Nella società contemporanea le comunità sono spesso strumentali e temporanee; sempre Bauman parla di comunità-guardaroba o comunità-gruccia: sono comunità à la carte, che durano il tempo di uno spetta- colo. Siamo uniti e ci sentiamo profondamente parte di un gruppo con sentimenti di appartenenza e di solidarietà importanti ma per un breve periodo, come quando si partecipa a un concerto o a qualche raduno coinvolgente. Quando lo spettacolo finisce, ci dimentichiamo degli altri, di quelli con i quali abbiamo condiviso tutto fino a un’ora prima, e torniamo alle nostre individualità.
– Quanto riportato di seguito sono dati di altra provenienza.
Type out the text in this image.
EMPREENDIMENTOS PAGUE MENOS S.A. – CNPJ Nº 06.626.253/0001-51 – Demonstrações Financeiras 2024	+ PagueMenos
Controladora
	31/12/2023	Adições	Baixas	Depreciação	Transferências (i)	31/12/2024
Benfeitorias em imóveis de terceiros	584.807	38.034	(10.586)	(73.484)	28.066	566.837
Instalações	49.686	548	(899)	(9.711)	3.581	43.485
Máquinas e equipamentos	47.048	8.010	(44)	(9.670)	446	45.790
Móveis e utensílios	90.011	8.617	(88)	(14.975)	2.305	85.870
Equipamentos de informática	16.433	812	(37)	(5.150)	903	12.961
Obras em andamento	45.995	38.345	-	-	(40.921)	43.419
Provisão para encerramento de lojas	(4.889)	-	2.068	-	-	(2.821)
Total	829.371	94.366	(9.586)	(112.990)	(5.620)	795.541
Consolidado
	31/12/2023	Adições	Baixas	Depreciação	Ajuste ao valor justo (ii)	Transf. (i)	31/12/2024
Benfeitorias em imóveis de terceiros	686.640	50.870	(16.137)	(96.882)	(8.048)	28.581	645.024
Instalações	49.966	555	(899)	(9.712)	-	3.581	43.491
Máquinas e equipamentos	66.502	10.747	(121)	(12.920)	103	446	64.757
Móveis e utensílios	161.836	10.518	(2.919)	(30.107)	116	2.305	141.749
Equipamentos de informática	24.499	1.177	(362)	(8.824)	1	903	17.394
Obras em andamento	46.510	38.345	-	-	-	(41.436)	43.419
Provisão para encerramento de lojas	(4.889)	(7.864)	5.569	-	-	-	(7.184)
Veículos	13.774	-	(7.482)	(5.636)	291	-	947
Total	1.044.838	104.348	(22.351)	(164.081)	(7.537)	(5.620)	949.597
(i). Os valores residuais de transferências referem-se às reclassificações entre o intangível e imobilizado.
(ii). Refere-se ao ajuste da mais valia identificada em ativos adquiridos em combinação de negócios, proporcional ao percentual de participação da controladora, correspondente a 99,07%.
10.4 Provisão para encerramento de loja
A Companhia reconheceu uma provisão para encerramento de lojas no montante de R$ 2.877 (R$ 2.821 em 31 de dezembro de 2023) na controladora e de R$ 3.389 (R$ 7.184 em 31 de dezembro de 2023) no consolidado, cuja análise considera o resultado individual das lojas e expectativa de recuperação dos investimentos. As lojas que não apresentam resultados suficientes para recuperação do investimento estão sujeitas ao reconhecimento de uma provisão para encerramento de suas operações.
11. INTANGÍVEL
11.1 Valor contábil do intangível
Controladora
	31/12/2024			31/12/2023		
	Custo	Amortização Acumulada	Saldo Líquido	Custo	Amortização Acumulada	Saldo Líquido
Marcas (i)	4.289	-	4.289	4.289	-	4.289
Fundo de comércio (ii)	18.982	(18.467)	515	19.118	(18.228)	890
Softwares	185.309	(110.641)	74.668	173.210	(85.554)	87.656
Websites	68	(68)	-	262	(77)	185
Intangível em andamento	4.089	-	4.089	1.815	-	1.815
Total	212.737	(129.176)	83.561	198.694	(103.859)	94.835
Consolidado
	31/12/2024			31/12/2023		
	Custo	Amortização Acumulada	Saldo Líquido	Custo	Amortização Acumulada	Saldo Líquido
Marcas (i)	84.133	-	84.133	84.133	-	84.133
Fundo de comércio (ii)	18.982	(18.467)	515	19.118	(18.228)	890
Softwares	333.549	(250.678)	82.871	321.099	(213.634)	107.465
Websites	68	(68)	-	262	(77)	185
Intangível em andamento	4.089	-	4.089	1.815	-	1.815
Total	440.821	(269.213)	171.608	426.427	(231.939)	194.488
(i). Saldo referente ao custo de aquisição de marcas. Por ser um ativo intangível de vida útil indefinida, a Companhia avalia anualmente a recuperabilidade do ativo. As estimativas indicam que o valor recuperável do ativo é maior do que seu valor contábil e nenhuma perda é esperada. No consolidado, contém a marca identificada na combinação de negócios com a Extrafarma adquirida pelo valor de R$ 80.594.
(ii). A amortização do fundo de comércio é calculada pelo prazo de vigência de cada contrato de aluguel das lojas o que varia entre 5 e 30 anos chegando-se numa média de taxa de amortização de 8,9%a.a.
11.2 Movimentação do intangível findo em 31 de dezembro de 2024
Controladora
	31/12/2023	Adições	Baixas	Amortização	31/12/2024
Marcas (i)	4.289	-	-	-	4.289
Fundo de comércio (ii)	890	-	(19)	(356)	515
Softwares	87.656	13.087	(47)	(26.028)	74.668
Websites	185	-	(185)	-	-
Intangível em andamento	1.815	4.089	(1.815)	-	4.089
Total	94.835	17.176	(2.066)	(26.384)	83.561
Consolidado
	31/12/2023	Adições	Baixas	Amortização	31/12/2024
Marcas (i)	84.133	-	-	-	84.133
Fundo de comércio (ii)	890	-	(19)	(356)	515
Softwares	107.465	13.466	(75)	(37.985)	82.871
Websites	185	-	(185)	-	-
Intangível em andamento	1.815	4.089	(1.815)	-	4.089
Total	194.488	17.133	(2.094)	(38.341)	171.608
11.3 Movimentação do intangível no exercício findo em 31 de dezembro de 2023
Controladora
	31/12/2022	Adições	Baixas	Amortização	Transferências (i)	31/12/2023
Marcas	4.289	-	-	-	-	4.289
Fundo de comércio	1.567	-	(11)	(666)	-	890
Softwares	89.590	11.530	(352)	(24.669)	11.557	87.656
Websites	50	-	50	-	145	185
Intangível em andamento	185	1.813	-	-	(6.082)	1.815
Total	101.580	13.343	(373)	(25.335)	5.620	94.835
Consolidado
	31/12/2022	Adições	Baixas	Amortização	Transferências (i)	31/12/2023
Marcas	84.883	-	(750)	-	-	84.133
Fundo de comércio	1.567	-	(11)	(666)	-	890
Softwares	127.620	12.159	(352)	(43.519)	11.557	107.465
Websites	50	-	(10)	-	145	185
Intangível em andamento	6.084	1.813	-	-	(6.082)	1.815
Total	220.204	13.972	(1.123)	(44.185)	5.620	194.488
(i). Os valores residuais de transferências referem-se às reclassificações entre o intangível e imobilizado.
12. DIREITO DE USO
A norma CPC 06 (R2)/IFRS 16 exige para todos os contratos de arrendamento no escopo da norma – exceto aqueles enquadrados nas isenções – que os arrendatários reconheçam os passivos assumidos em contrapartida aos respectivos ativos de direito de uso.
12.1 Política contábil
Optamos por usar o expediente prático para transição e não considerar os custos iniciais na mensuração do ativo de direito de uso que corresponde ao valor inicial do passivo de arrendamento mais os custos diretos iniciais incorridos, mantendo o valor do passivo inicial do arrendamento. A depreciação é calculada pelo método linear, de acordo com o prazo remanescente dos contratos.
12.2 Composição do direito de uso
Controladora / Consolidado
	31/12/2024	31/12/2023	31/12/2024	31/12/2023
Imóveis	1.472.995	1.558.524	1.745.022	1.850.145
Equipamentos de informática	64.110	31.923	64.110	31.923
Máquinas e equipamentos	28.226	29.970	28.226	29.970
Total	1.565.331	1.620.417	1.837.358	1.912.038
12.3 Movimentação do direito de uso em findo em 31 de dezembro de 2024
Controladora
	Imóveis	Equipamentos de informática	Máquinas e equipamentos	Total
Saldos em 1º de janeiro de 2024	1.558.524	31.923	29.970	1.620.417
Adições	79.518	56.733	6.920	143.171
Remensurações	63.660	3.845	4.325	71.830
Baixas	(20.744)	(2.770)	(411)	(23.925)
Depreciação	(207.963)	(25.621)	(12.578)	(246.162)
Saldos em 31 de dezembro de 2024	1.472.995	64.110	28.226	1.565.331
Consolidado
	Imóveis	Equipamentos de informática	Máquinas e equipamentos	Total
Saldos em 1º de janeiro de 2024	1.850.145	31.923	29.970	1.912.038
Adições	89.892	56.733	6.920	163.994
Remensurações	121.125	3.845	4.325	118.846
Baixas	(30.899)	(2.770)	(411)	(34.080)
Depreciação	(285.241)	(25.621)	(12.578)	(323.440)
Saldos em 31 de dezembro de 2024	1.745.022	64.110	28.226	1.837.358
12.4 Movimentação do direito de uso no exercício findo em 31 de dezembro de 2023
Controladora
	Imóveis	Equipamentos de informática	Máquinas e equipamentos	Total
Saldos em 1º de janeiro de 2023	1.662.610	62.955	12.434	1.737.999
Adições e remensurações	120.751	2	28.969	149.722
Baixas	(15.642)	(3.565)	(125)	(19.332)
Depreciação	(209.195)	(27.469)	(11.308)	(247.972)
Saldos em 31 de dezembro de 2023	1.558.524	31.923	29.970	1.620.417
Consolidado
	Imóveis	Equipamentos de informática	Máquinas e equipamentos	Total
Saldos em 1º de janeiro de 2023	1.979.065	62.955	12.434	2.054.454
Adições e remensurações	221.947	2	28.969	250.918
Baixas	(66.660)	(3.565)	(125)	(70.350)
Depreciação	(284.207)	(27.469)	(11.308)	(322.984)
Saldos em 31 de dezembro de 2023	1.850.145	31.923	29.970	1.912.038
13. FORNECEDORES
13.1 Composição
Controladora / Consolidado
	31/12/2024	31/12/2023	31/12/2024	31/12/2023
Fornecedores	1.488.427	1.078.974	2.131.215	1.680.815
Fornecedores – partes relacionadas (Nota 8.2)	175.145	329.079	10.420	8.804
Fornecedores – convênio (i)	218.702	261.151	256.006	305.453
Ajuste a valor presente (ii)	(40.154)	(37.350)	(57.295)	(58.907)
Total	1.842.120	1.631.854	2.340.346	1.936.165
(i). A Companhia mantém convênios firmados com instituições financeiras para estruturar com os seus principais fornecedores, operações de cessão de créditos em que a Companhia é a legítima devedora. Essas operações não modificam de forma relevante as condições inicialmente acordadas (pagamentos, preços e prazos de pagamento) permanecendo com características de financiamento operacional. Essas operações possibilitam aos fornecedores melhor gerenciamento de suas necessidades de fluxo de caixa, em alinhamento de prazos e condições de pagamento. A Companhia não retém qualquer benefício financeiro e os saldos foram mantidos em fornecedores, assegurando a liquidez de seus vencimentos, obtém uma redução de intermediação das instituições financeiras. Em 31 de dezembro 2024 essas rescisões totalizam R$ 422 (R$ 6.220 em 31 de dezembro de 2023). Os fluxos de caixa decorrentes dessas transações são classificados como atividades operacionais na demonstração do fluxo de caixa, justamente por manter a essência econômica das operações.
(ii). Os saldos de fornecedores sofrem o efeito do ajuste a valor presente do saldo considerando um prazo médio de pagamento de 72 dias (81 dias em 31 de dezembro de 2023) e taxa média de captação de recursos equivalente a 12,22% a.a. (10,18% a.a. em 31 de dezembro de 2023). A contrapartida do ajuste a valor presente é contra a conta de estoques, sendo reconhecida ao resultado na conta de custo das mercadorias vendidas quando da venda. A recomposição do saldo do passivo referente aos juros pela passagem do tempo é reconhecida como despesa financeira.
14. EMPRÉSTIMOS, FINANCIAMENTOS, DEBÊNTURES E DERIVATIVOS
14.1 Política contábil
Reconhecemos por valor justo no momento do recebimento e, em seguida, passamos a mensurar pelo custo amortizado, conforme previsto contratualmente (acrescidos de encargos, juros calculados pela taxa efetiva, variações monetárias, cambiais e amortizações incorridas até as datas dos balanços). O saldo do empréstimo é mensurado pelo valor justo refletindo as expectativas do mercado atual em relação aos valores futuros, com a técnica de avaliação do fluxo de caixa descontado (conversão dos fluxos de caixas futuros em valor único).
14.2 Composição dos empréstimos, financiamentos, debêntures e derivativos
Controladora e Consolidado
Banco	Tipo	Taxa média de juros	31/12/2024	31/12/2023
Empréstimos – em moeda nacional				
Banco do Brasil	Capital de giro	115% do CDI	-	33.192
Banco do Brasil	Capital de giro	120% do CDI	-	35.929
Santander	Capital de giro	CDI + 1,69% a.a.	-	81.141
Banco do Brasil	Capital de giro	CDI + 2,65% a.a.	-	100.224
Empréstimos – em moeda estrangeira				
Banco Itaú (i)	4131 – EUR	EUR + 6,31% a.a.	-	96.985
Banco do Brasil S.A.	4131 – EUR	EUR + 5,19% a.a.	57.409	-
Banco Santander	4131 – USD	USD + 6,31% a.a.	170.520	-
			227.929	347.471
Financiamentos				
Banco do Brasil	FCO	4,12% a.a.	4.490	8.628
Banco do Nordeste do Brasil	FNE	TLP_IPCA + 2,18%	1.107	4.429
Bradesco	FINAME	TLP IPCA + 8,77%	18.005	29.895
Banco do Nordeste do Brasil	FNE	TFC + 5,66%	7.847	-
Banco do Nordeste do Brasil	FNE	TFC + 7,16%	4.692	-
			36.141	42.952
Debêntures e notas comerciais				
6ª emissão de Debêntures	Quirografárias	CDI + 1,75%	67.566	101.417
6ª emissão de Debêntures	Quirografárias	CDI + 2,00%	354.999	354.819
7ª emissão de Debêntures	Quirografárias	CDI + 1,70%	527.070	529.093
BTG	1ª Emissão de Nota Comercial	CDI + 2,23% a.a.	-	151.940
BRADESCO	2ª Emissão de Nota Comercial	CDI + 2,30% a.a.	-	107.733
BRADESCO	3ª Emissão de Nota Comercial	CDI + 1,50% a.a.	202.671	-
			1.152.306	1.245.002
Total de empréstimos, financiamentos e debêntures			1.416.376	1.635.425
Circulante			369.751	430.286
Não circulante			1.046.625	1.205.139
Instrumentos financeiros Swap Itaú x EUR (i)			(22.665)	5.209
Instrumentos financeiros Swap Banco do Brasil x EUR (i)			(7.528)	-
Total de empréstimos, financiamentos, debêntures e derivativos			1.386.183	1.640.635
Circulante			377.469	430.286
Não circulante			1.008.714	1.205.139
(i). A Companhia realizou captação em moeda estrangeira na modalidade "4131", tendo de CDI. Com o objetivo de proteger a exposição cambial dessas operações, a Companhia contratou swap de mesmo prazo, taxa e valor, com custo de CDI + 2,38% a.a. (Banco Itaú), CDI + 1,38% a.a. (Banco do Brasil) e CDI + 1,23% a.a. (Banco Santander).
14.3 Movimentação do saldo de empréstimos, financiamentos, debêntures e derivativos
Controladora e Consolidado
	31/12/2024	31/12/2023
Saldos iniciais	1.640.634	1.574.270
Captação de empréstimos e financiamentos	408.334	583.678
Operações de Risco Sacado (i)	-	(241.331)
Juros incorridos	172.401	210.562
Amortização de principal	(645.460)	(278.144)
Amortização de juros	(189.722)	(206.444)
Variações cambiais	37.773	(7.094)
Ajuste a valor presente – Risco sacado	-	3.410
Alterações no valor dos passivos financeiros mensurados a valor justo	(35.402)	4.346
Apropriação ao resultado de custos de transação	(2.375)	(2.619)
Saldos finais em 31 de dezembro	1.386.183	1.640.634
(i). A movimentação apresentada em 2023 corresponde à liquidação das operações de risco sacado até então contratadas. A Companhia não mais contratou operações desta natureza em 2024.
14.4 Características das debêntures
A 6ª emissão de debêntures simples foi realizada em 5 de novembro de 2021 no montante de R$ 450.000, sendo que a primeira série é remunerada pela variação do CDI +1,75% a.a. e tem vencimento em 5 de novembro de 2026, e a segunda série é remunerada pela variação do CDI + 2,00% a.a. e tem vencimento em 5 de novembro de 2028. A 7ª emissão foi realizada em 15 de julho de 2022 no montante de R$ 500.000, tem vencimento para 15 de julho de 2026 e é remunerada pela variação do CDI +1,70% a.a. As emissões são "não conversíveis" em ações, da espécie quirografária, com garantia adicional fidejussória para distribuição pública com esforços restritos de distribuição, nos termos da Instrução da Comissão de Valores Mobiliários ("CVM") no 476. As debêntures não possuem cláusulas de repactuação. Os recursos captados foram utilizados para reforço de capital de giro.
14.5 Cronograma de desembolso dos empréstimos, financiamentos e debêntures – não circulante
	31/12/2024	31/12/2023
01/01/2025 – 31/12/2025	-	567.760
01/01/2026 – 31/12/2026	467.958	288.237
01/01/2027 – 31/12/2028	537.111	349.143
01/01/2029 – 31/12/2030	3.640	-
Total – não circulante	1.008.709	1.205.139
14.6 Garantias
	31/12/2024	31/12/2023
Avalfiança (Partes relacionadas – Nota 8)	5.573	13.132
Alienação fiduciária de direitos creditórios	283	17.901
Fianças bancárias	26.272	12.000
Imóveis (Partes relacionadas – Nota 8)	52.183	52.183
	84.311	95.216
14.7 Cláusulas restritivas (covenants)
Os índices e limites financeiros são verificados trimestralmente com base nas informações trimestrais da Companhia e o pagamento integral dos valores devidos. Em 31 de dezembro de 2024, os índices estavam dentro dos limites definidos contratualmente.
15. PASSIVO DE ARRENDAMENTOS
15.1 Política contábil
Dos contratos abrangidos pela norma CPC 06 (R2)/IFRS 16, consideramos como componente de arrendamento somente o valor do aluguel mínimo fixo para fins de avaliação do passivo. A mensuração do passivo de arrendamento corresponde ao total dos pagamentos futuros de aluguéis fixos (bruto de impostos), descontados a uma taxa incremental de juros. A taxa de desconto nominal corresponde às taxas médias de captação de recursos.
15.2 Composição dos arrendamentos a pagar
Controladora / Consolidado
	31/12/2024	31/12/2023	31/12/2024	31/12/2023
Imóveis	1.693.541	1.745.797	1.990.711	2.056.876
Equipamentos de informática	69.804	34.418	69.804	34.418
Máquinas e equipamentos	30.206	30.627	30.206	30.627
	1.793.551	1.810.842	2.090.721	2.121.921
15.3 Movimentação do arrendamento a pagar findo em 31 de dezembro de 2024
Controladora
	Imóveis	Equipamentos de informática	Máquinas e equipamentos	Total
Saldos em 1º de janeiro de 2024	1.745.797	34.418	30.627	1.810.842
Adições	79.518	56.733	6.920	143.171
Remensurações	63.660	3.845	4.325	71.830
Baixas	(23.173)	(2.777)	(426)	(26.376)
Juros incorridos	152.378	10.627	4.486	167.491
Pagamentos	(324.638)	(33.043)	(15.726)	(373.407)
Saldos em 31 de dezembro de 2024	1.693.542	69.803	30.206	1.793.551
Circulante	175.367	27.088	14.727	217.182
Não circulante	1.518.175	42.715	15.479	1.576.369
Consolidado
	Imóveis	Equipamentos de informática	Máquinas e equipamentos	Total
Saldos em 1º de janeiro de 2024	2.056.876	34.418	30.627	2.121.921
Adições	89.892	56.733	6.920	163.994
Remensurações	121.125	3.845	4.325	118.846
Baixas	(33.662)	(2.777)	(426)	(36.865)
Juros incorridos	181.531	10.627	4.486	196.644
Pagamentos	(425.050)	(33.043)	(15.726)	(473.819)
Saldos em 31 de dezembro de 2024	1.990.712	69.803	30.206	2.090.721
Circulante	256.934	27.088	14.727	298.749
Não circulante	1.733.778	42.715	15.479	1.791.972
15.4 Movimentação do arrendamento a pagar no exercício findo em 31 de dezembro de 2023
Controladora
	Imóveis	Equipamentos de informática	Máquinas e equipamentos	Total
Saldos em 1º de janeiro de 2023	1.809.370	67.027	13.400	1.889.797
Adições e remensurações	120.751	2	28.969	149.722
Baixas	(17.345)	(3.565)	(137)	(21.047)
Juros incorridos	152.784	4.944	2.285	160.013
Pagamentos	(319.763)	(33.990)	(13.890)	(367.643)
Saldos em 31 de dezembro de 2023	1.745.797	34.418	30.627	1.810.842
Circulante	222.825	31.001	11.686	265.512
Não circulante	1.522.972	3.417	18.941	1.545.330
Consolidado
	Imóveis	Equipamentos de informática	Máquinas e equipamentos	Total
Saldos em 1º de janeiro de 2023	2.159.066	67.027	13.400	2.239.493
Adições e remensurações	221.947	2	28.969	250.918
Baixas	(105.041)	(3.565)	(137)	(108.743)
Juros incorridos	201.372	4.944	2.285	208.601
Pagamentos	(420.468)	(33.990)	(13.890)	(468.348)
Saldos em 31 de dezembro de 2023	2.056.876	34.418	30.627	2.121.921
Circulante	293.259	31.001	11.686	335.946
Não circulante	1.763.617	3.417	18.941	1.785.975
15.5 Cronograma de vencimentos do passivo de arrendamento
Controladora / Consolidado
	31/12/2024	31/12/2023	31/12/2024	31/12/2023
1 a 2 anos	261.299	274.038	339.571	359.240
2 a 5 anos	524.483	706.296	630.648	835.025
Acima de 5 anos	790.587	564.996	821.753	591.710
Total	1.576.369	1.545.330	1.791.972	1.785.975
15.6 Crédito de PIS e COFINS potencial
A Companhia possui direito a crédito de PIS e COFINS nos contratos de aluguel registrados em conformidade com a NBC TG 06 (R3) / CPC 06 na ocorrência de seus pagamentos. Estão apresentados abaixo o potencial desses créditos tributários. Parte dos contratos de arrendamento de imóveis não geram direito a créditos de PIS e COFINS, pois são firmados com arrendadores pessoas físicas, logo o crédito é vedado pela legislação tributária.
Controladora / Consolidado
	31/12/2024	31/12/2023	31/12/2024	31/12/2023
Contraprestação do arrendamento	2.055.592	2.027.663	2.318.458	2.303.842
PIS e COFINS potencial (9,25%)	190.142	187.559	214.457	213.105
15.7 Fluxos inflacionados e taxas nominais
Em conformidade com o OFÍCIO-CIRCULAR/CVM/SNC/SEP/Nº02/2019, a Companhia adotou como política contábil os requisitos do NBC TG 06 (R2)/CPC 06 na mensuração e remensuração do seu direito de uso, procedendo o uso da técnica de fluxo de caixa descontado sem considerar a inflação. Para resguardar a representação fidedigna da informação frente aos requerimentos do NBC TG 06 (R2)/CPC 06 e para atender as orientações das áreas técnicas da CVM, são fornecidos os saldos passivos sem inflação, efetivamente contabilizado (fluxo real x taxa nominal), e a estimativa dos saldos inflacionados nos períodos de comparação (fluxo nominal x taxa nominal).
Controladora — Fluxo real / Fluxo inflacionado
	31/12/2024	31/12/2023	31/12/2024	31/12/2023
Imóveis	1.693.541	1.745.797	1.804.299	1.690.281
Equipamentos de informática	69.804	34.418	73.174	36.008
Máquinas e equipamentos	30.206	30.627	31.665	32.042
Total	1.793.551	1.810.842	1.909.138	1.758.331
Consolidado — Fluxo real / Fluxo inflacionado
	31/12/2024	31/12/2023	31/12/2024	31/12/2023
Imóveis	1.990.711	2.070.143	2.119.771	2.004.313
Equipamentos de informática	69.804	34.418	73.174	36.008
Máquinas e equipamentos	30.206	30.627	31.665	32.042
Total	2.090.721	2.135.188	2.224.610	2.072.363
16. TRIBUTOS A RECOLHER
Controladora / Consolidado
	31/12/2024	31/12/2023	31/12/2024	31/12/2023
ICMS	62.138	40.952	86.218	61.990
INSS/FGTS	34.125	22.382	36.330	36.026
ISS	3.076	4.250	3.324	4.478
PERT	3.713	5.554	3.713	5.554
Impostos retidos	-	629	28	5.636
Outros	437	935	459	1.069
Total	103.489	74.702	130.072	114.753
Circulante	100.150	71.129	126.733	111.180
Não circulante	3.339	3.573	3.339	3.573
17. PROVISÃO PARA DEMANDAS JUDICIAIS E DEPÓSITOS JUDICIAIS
C’è poi l’aspetto positivo delle comunità, che di volta in volta viene declinato con attributi del tutto particolari. Per esempio, le cooperative di comunità: si basano su un territorio che non è ad uso esclusivo di chi ne ha diritto per tradizione, ma sulla solidarietà tra portatori di interessi riconosciuti. In questo senso il termine comunità non è escludente ma includente, non è marginalizzante ma anzi produce effetti positivi.

In generale, il rischio di parole come “comunità” o “sostenibilità” è di diventare slogan: termini evocativi che però nascondono altre logiche e si rivelano strumenti inadeguati per sistemare ciò che non va.

La prima suggestione che ne ricaviamo è che “comunità” sia una parola che ha bisogno di essere connotata…

Serve un attributo per declinare la comunità, ma non basta. Bisogna anche riempirla di contenuti adeguati: così diventa una prospettiva alter- nativa a un modello di società dominante che ruota attorno all’individuo portatore di interessi particolari. Anche se siamo al limite dell’ossimoro, potremmo dire che il riferimento comunitario è di carattere tendenzialmente universalistico, che include interessi non di tipo utilitaristico e sganciati dalla logica del profitto. In questi termini la comunità offre una prospettiva capace di guardare ai valori solidaristici della gratuità e della vera sostenibilità.

Se ci chiediamo “comunità di che cosa, di chi e per che cosa”, allora si riesce anche a mettere a punto un’idea capace di proporre qualcosa di alternativo.

Di potente ed evocativo nel termine comunità c’è l’idea che non si possa ridurre tutto all’individuo

Quanto conta l’impegno per rilanciare il termine comunità?

L’impegno è centrale. Nella comunità intesa da Tönnies ci si finiva per nascita, mentre oggi si può scegliere di farne parte, ma abbiamo anche la possibilità di adottare una deriva solipsista. Stare da soli può avere un peso, ma non un costo, mentre scegliere di stare in una comunità ha un costo: vuol dire impegnarsi per qualcosa, per qualcuno, per un gruppo che trascende la dimensione soggettiva. Ed è difficile, in una società che ci ha addestrato all’individualismo.

Le comunità sembrano fornire una prospettiva per affrontare tante sfide odierne. Ma come fare per non cadere nelle trappole che ha descritto?

Viviamo in un mondo sempre più complesso, oltre che complicato, e la sfida della complessità non si vince singolarmente. Però il rischio è adottare un approccio da comunità procedurale: si sviluppano soluzioni condivise per risolvere problemi, che però non è detto che rafforzino il senso comunitario.

Le procedure sono importanti, ma servono anche i valori e sapere con chi voglio creare una collettività che, insieme, individua una direzione che punta al miglioramento della qualità della vita, di un benessere il più ampio e il più inclusivo possibile.

La comunità deve essere una prospettiva germinale: è un seme e – come tutte le cose che crescono – va gestita, accompagnata, accudita. È sbagliato immaginarsi una comunità già data, è una prospettiva che si costruisce e va allenata.